Respiratory failure following an oesophagectomy is a catastrophic complication. The published incidence of lung injury after an oesophagectomy ranges from 14.5 to 33%, and the mortality rate of respiratory failure has been reported at ~50% . Less is known about the causes and patterns of lung injury after elective oesophageal surgery, but proposed mechanisms include increased pulmonary vascular permeability due to the production of plasma and pulmonary cytokines and inflammatory mediators secondary to surgical trauma, reperfusion injury and barotrauma during single-lung ventilation . Among these, the release of inflammatory cytokines is most often considered to be a contributing factor .
Steroids are believed to suppress inflammatory reactions by reducing inflammatory cytokines. Steroids inhibit the transcription of mRNA that codes for inflammatory cytokines and, consequently, reduce the cytokine and acute-phase reactant production . Steroids also directly inhibit the generation of acute-phase reactants. Sato et al.  reported that perioperative steroid therapy significantly reduced the postoperative cardiovascular and respiratory failure rates. Takeda et al.  showed that the preoperative administration of methylprednisolone may attenuate the postoperative reduction in arterial oxygen saturation by suppressing the release of cytokines. These studies support the protective effects of steroids against respiratory failure such as ALI and ARDS.
We assumed that the cases of acute respiratory failure that occurred on or before POD 7 were related to inflammatory cytokines and that respiratory failure that occurred after POD 7 was related to the other causes such as aspiration. Therefore, we hypothesized that steroids could prevent acute respiratory failure by suppressing the release of inflammatory cytokines.

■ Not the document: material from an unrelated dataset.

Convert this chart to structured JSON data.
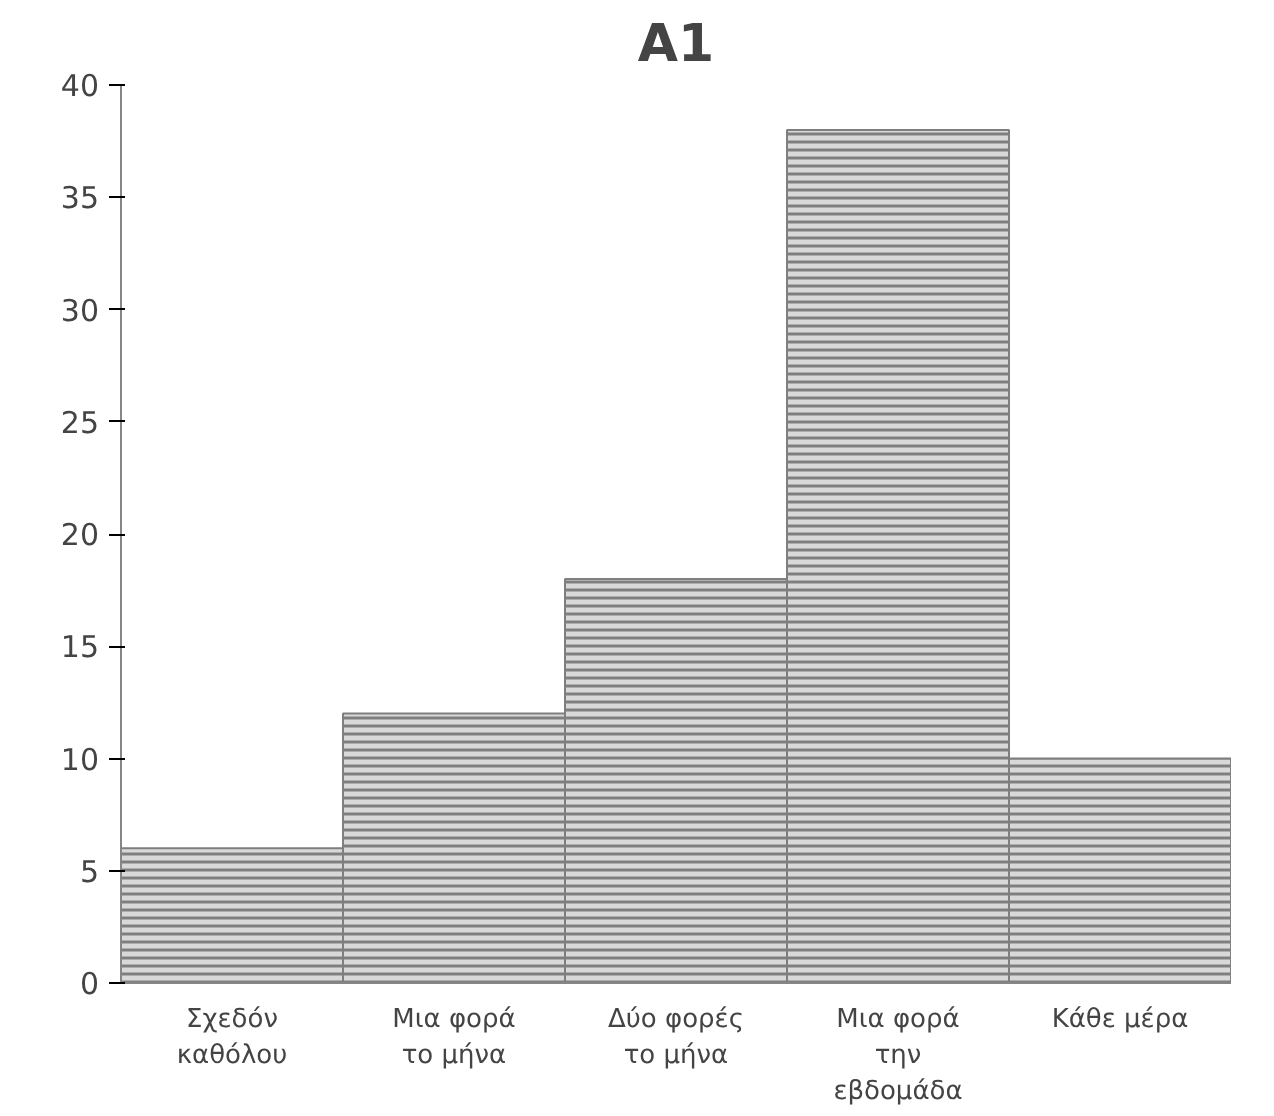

In this study, as expected, intraoperative steroid administration was correlated with a reduced risk of acute respiratory failure. The incidence of acute respiratory failure was significantly lower in the steroid group, and a multivariate analysis revealed that intraoperative steroids may have protective effects against acute respiratory failure. We cannot decisively argue that only steroids are protective against respiratory failure because there are many factors associated with the development of this complication, including intraoperative fluid balance, anaesthesia and barotrauma during ventilation . However, we think that the intraoperative administration of a corticosteroid could play an important role in the prevention of acute respiratory failure by reducing the production of inflammatory cytokines.

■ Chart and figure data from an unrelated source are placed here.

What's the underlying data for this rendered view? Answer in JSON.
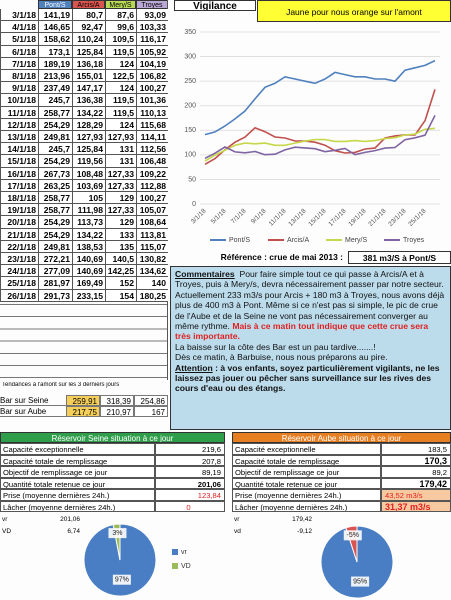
{
  "table": {
    "header": [
      "Pont/S",
      "Arcis/A",
      "Mery/S",
      "Troyes"
    ],
    "rows": [
      [
        "3/1/18",
        "141,19",
        "80,7",
        "87,6",
        "93,09"
      ],
      [
        "4/1/18",
        "146,65",
        "92,47",
        "99,6",
        "103,33"
      ],
      [
        "5/1/18",
        "158,62",
        "110,24",
        "109,5",
        "116,17"
      ],
      [
        "6/1/18",
        "173,1",
        "125,84",
        "119,5",
        "105,92"
      ],
      [
        "7/1/18",
        "189,19",
        "136,18",
        "124",
        "104,19"
      ],
      [
        "8/1/18",
        "213,96",
        "155,01",
        "122,5",
        "106,82"
      ],
      [
        "9/1/18",
        "237,49",
        "147,17",
        "124",
        "100,27"
      ],
      [
        "10/1/18",
        "245,7",
        "136,38",
        "119,5",
        "101,36"
      ],
      [
        "11/1/18",
        "258,77",
        "134,22",
        "119,5",
        "110,13"
      ],
      [
        "12/1/18",
        "254,29",
        "128,29",
        "124",
        "115,68"
      ],
      [
        "13/1/18",
        "249,81",
        "127,93",
        "127,93",
        "114,11"
      ],
      [
        "14/1/18",
        "245,7",
        "125,84",
        "131",
        "112,56"
      ],
      [
        "15/1/18",
        "254,29",
        "119,56",
        "131",
        "106,48"
      ],
      [
        "16/1/18",
        "267,73",
        "108,48",
        "127,33",
        "109,22"
      ],
      [
        "17/1/18",
        "263,25",
        "103,69",
        "127,33",
        "112,88"
      ],
      [
        "18/1/18",
        "258,77",
        "105",
        "129",
        "100,27"
      ],
      [
        "19/1/18",
        "258,77",
        "111,98",
        "127,33",
        "105,07"
      ],
      [
        "20/1/18",
        "254,29",
        "113,73",
        "129",
        "108,64"
      ],
      [
        "21/1/18",
        "254,29",
        "134,22",
        "133",
        "113,81"
      ],
      [
        "22/1/18",
        "249,81",
        "138,53",
        "135",
        "115,07"
      ],
      [
        "23/1/18",
        "272,21",
        "140,69",
        "140,5",
        "130,82"
      ],
      [
        "24/1/18",
        "277,09",
        "140,69",
        "142,25",
        "134,62"
      ],
      [
        "25/1/18",
        "281,97",
        "169,49",
        "152",
        "140"
      ],
      [
        "26/1/18",
        "291,73",
        "233,15",
        "154",
        "180,25"
      ]
    ]
  },
  "vigilance": {
    "title": "Vigilance",
    "note": "Jaune pour nous orange sur l'amont"
  },
  "chart_data": [
    {
      "type": "line",
      "categories": [
        "3/1/18",
        null,
        "5/1/18",
        null,
        "7/1/18",
        null,
        "9/1/18",
        null,
        "11/1/18",
        null,
        "13/1/18",
        null,
        "15/1/18",
        null,
        "17/1/18",
        null,
        "19/1/18",
        null,
        "21/1/18",
        null,
        "23/1/18",
        null,
        "25/1/18",
        null
      ],
      "series": [
        {
          "name": "Pont/S",
          "color": "#4f81bd",
          "values": [
            141.19,
            146.65,
            158.62,
            173.1,
            189.19,
            213.96,
            237.49,
            245.7,
            258.77,
            254.29,
            249.81,
            245.7,
            254.29,
            267.73,
            263.25,
            258.77,
            258.77,
            254.29,
            254.29,
            249.81,
            272.21,
            277.09,
            281.97,
            291.73
          ]
        },
        {
          "name": "Arcis/A",
          "color": "#c0504d",
          "values": [
            80.7,
            92.47,
            110.24,
            125.84,
            136.18,
            155.01,
            147.17,
            136.38,
            134.22,
            128.29,
            127.93,
            125.84,
            119.56,
            108.48,
            103.69,
            105,
            111.98,
            113.73,
            134.22,
            138.53,
            140.69,
            140.69,
            169.49,
            233.15
          ]
        },
        {
          "name": "Mery/S",
          "color": "#c6d84a",
          "values": [
            87.6,
            99.6,
            109.5,
            119.5,
            124,
            122.5,
            124,
            119.5,
            119.5,
            124,
            127.93,
            131,
            131,
            127.33,
            127.33,
            129,
            127.33,
            129,
            133,
            135,
            140.5,
            142.25,
            152,
            154
          ]
        },
        {
          "name": "Troyes",
          "color": "#8064a2",
          "values": [
            93.09,
            103.33,
            116.17,
            105.92,
            104.19,
            106.82,
            100.27,
            101.36,
            110.13,
            115.68,
            114.11,
            112.56,
            106.48,
            109.22,
            112.88,
            100.27,
            105.07,
            108.64,
            113.81,
            115.07,
            130.82,
            134.62,
            140,
            180.25
          ]
        }
      ],
      "ylim": [
        0,
        350
      ],
      "yticks": [
        0,
        50,
        100,
        150,
        200,
        250,
        300,
        350
      ],
      "grid": true,
      "legend": "bottom"
    },
    {
      "type": "pie",
      "categories": [
        "vr",
        "VD"
      ],
      "values": [
        97,
        3
      ],
      "value_labels": [
        "97%",
        "3%"
      ],
      "colors": [
        "#4a7ec4",
        "#9bbb59"
      ],
      "legend": "right"
    },
    {
      "type": "pie",
      "values": [
        95,
        -5
      ],
      "value_labels": [
        "95%",
        "-5%"
      ],
      "colors": [
        "#4a7ec4",
        "#d9534f"
      ]
    }
  ],
  "reference": {
    "label": "Référence :  crue de mai 2013 :",
    "value": "381 m3/S à Pont/S"
  },
  "comment": {
    "title": "Commentaires",
    "p1": "Pour faire simple tout ce qui passe à Arcis/A et à Troyes, puis à Mery/s, devra nécessairement passer par notre secteur. Actuellement 233 m3/s pour Arcis + 180 m3 à Troyes, nous avons déjà plus de 400 m3 à Pont. Même si ce n'est pas si simple, le pic de crue de l'Aube et de la Seine ne vont pas nécessairement converger au même rythme.",
    "p1_red": "Mais à ce matin tout indique que cette crue sera très importante.",
    "p2": "La baisse sur la côte des Bar est un pau tardive.......!",
    "p3": "Dès ce matin, à Barbuise, nous nous préparons au pire.",
    "p4_title": "Attention",
    "p4": ": à vos enfants, soyez particulièrement vigilants, ne les laissez pas jouer ou pêcher sans surveillance sur les rives des cours d'eau ou des étangs."
  },
  "trends": {
    "title": "Tendances à l'amont sur les 3 derniers jours",
    "rows": [
      [
        "Bar sur Seine",
        "259,91",
        "318,39",
        "254,86"
      ],
      [
        "Bar sur Aube",
        "217,75",
        "210,97",
        "167"
      ]
    ]
  },
  "reservoir_seine": {
    "title": "Réservoir Seine  situation à ce jour",
    "rows": [
      [
        "Capacité exceptionnelle",
        "219,6"
      ],
      [
        "Capacité totale de remplissage",
        "207,8"
      ],
      [
        "Objectif de remplissage ce jour",
        "89,19"
      ],
      [
        "Quantité totale retenue ce jour",
        "201,06"
      ],
      [
        "Prise (moyenne dernières 24h.)",
        "123,84"
      ],
      [
        "Lâcher (moyenne dernières 24h.)",
        "0"
      ]
    ],
    "extra": [
      [
        "vr",
        "201,06"
      ],
      [
        "VD",
        "6,74"
      ]
    ]
  },
  "reservoir_aube": {
    "title": "Réservoir Aube situation à ce jour",
    "rows": [
      [
        "Capacité exceptionnelle",
        "183,5"
      ],
      [
        "Capacité totale de remplissage",
        "170,3"
      ],
      [
        "Objectif de remplissage ce jour",
        "89,2"
      ],
      [
        "Quantité totale retenue ce jour",
        "179,42"
      ],
      [
        "Prise (moyenne dernières 24h.)",
        "43,52 m3/s"
      ],
      [
        "Lâcher (moyenne dernières 24h.)",
        "31,37 m3/s"
      ]
    ],
    "extra": [
      [
        "vr",
        "179,42"
      ],
      [
        "vd",
        "-9,12"
      ]
    ]
  }
}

This study has limitations. First, this study is not prospective or randomized in its design. However, the general characteristics of patients were statistically comparable. Also, we performed a multivariate analysis with all possible risk factors for acute respiratory failure. Even though the administration of steroids is divided by the time period, we have performed an oesophagectomy for oesophageal cancer with consistent surgical policies and methods since 2001. Actually, to overcome this limitation, a prospective and randomized study will be needed. Second, inflammatory cytokines, which are direct markers of inflammation in vivo, were not measured. However, given that previous studies have enrolled fewer than 100 patients in heterogeneous groups and used various administration of steroids , our series enrolled more than 200 patients over 3 years with a uniform manner of steroid administration. In conclusion, the prophylactic administration of intraoperative, single-bolus, low-dose corticosteroids might be associated with a decrease in postoperative acute respiratory failure in patients undergoing an oesophagectomy. Randomized studies are needed to prove the efficacy of steroids in the future.
Conflict of interest: none declared.